(Fonte: RSI, Teleteca)

Clementina Sganzini (1927-2016)

 

Clementina Sganzini, prima donna giudice in Ticino, nacque l’8 novembre 1927 a Vira (Gambarogno), da Silvio Sganzini e Aurora Pedrini, entrambi originari di Faido. Il padre fu uomo di grande cultura, direttore del Vocabolario dei dialetti della Svizzera italiana e rettore del Liceo cantonale di Lugano dal 1943 al 1963. Nei primi anni di vita, Clementina seguì gli spostamenti della famiglia dal Ticino a Pisa (anni Trenta) e poi definitivamente a Lugano dal 1943, dove frequentò il Liceo cantonale diplomandosi nel luglio del 1946. Si trasferì quindi a Milano, laureandosi in legge il 7 luglio 1951.

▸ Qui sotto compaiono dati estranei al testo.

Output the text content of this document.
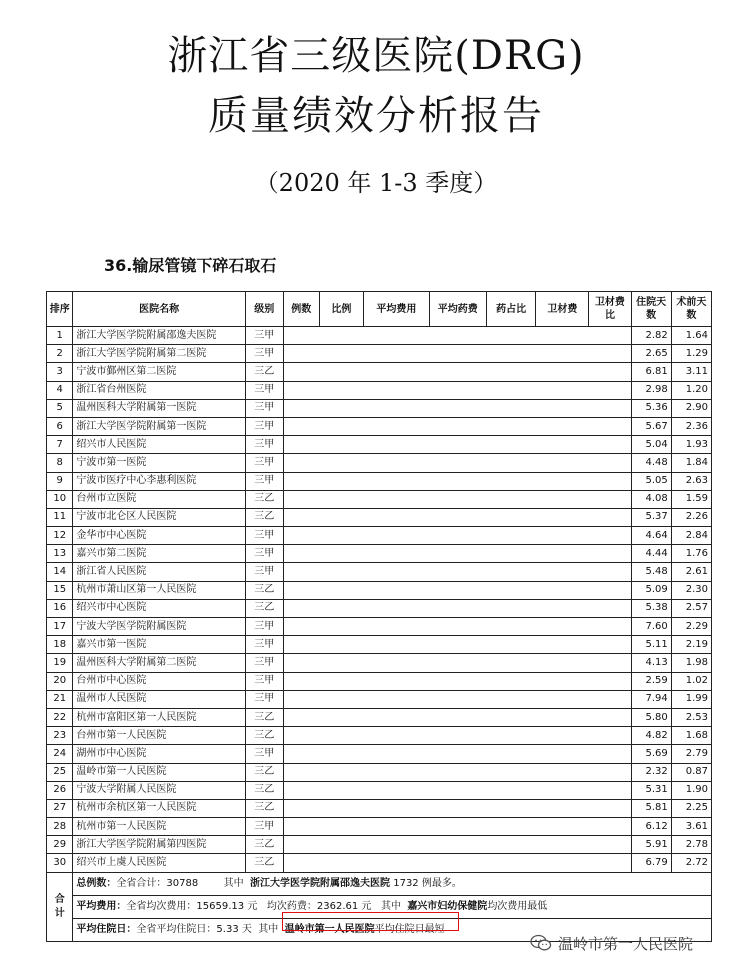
浙江省三级医院(DRG)
质量绩效分析报告
（2020 年 1-3 季度）
36.输尿管镜下碎石取石
排序	医院名称	级别	例数	比例	平均费用	平均药费	药占比	卫材费	卫材费比	住院天数	术前天数
1	浙江大学医学院附属邵逸夫医院	三甲								2.82	1.64
2	浙江大学医学院附属第二医院	三甲								2.65	1.29
3	宁波市鄞州区第二医院	三乙								6.81	3.11
4	浙江省台州医院	三甲								2.98	1.20
5	温州医科大学附属第一医院	三甲								5.36	2.90
6	浙江大学医学院附属第一医院	三甲								5.67	2.36
7	绍兴市人民医院	三甲								5.04	1.93
8	宁波市第一医院	三甲								4.48	1.84
9	宁波市医疗中心李惠利医院	三甲								5.05	2.63
10	台州市立医院	三乙								4.08	1.59
11	宁波市北仑区人民医院	三乙								5.37	2.26
12	金华市中心医院	三甲								4.64	2.84
13	嘉兴市第二医院	三甲								4.44	1.76
14	浙江省人民医院	三甲								5.48	2.61
15	杭州市萧山区第一人民医院	三乙								5.09	2.30
16	绍兴市中心医院	三乙								5.38	2.57
17	宁波大学医学院附属医院	三甲								7.60	2.29
18	嘉兴市第一医院	三甲								5.11	2.19
19	温州医科大学附属第二医院	三甲								4.13	1.98
20	台州市中心医院	三甲								2.59	1.02
21	温州市人民医院	三甲								7.94	1.99
22	杭州市富阳区第一人民医院	三乙								5.80	2.53
23	台州市第一人民医院	三乙								4.82	1.68
24	湖州市中心医院	三甲								5.69	2.79
25	温岭市第一人民医院	三乙								2.32	0.87
26	宁波大学附属人民医院	三乙								5.31	1.90
27	杭州市余杭区第一人民医院	三乙								5.81	2.25
28	杭州市第一人民医院	三甲								6.12	3.61
29	浙江大学医学院附属第四医院	三乙								5.91	2.78
30	绍兴市上虞人民医院	三乙								6.79	2.72
合计	总例数：全省合计：30788 其中 浙江大学医学院附属邵逸夫医院 1732 例最多。										
	平均费用：全省均次费用：15659.13 元 均次药费：2362.61 元 其中 嘉兴市妇幼保健院均次费用最低										
	平均住院日：全省平均住院日：5.33 天 其中 温岭市第一人民医院平均住院日最短										
温岭市第一人民医院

Tornata in Ticino, intraprese l’alunnato giudiziario presso la pretura di Lugano Città e lo studio dell’avvocato Emilio Rava. Nel 1954 ottenne l’abilitazione per l’esercizio della professione e nel settembre dello stesso anno aprì il proprio studio legale. Ma il percorso lavorativo per la giovane avvocata non fu facile. In Ticino infatti, fino al febbraio del 1971, alle donne era vietata la via della magistratura o ancora quella del notariato.

Tra le prime a praticare la professione giudiziaria nel Cantone, Clementina Sganzini, per favorire un mutamento del contesto sociale e politico, aderì prima al Movimento Sociale Femminile, poi al Gruppo Donne Liberali di Lugano. Mentre si impegnava nei movimenti femminili per offrire consulenze legali gratuite o tenere lezioni di civica, la Sganzini chiudeva nel 1957 il suo studio. Fu quindi Segretaria-assessora alla Pretura di Lugano Campagna fino al 1961 poi, per un decennio, insegnante nelle scuole commerciali femminili e collaboratrice dello studio legale Tettamanti-Spiess-Dotta di Lugano.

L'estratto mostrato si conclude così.